Dans le même temps, les frontières nationales, mais aussi régionales restent fermées, handicapant lourdement le développement économique de tout le pays. Les écoles demeurent aussi fermées là où les contaminations sont les plus fortes, soit dans 16 provinces qui totalisent 40 % de la population du pays.

Le gouvernement doit en prime compter avec une contestation pro démocratique qui reprend du souffle. De nouvelles manifestations ont eu lieu à la mi-juillet demandant la démission du Premier ministre Prayuth Chan-o-cha et un approvisionnement en vaccins à ARN-messager. Elles ont donné lieu à des heurts violents. Les manifestants ont été dispersés à coup de balles en caoutchouc et de gaz lacrymogènes, des méthodes que le pouvoir s’était interdit jusqu’à présent.

La majorité silencieuse

   

Bien que les réalités nationales soient toutes différentes, une certitude se dégage de la période trouble que traverse actuellement l’Asie du Sud-Est confrontée à cette troisième vague de COVID 19 meurtrière. Car si les populations souffrent toutes, les plus touchés par la crise et ses répercussions sont ceux dont on parle le moins : la grande majorité silencieuse qui se bat chaque jour pour payer à sa famille un repas que l’on empêche de se déplacer ou de travailler.

De cette majorité sont issus aussi les filleuls d’Enfants du Mékong dont beaucoup sont touchés par la faim, la séparation et parfois la mort.

Alors, comment croire que l’école à distance est une solution pour eux ?

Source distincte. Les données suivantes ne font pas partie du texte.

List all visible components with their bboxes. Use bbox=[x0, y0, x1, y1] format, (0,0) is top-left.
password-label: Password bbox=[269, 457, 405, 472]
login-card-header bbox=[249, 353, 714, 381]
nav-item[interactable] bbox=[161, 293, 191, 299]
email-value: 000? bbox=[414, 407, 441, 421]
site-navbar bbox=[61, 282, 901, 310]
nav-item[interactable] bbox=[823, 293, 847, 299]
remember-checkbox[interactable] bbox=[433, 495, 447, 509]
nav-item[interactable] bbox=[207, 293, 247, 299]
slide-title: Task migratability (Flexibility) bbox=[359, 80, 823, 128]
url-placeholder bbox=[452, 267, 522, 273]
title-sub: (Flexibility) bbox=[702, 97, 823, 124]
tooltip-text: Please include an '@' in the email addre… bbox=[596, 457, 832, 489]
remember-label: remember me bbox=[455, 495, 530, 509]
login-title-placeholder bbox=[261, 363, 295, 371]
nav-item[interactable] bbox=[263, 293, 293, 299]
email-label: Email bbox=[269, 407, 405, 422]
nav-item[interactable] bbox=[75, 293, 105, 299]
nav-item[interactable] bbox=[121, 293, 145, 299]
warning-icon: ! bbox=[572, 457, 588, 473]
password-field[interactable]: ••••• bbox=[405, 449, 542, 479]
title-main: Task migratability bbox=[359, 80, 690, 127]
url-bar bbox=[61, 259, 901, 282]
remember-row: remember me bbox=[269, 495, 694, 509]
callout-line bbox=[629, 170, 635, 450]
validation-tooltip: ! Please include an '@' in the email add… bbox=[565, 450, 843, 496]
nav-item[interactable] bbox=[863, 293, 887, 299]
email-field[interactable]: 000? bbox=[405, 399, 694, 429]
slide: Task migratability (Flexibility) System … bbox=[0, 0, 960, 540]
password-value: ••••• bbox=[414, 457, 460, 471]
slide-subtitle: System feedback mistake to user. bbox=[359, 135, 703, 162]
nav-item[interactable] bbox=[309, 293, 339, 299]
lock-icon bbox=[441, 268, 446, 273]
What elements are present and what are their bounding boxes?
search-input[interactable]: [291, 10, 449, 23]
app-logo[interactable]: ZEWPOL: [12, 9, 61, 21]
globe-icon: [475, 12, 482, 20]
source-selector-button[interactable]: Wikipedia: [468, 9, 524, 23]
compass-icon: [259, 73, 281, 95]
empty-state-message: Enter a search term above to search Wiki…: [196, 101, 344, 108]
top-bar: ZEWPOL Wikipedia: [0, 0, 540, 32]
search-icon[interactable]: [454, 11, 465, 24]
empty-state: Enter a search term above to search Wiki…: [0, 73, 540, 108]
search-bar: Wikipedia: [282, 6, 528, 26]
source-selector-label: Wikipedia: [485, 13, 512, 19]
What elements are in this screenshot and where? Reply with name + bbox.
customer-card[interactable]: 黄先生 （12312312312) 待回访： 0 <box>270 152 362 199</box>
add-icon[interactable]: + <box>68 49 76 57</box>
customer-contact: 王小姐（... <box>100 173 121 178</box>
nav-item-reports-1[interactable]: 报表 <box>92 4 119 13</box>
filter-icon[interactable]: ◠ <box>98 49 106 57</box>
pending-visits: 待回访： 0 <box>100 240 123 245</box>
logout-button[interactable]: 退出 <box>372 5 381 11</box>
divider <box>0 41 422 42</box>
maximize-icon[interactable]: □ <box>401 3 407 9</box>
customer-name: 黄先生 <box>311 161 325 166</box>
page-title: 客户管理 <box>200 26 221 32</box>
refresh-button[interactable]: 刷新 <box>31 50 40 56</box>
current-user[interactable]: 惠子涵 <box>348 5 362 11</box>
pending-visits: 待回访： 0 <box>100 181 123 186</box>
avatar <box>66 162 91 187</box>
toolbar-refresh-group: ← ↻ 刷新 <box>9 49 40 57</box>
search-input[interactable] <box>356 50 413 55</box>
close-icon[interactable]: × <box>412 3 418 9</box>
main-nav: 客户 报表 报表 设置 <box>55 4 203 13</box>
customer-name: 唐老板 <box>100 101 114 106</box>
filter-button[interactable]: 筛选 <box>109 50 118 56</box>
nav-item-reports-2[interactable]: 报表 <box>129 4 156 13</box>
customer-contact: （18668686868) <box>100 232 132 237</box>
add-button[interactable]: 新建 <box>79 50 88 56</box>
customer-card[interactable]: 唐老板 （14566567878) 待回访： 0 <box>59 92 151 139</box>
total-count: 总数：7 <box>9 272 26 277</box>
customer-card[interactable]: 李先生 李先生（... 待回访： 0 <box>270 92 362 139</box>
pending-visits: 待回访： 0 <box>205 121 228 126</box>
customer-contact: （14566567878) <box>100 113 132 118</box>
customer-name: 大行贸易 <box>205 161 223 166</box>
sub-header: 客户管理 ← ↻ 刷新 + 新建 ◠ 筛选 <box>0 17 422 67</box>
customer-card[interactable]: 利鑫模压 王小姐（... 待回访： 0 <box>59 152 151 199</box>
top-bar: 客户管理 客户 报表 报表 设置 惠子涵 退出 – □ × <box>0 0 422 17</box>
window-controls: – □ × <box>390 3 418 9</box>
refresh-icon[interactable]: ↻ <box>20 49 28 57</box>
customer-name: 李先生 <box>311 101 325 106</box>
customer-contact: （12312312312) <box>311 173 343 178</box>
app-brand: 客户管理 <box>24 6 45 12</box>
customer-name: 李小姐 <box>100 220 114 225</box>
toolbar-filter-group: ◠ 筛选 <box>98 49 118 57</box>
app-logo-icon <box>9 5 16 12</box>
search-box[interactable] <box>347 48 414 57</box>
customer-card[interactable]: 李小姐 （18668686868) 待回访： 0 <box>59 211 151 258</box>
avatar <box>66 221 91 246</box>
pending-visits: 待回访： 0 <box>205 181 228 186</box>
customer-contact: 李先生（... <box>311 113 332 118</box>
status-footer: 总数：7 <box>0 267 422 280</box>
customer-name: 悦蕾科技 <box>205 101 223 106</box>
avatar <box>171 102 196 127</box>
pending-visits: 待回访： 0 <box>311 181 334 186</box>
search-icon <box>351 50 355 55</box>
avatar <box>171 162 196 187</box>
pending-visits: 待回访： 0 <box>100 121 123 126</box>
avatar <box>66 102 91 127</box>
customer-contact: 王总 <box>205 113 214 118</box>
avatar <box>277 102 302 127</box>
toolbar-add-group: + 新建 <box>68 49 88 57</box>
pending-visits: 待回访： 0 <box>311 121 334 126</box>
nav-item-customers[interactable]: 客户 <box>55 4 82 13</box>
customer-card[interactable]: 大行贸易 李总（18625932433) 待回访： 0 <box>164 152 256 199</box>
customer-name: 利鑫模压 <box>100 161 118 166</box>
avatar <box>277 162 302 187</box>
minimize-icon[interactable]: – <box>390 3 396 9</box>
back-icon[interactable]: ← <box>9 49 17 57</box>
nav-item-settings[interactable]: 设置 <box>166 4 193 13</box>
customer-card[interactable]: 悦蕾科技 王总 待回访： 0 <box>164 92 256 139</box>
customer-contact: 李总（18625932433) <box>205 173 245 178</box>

Cette année, pour des milliers d’enfants la rentrée n’aura pas lieu !

Comment votre parrainage répond-il à la crise actuelle ?

Face à la crise sanitaire et à la fermeture des écoles, le parrainage demeure un levier d’aide et de soutien essentiel pour les familles les plus démunies.

Il leur permet de se nourrir lorsque les parents ont perdu leurs emplois à cause de la crise sanitaire, et de se procurer les produits d’hygiène nécessaires. Il permet également de financer les transports de nos responsables locaux qui multiplient les visites dans les familles afin de s’assurer de la bonne santé de tous et de mettre en place les moyens nécessaires à la continuité pédagogique de la scolarité des élèves. Comme toujours, le but est que le parrainage s’adapte au mieux au besoins présents de l’enfant.

Article publié dans Asie Reportage N°217, octobre 2021.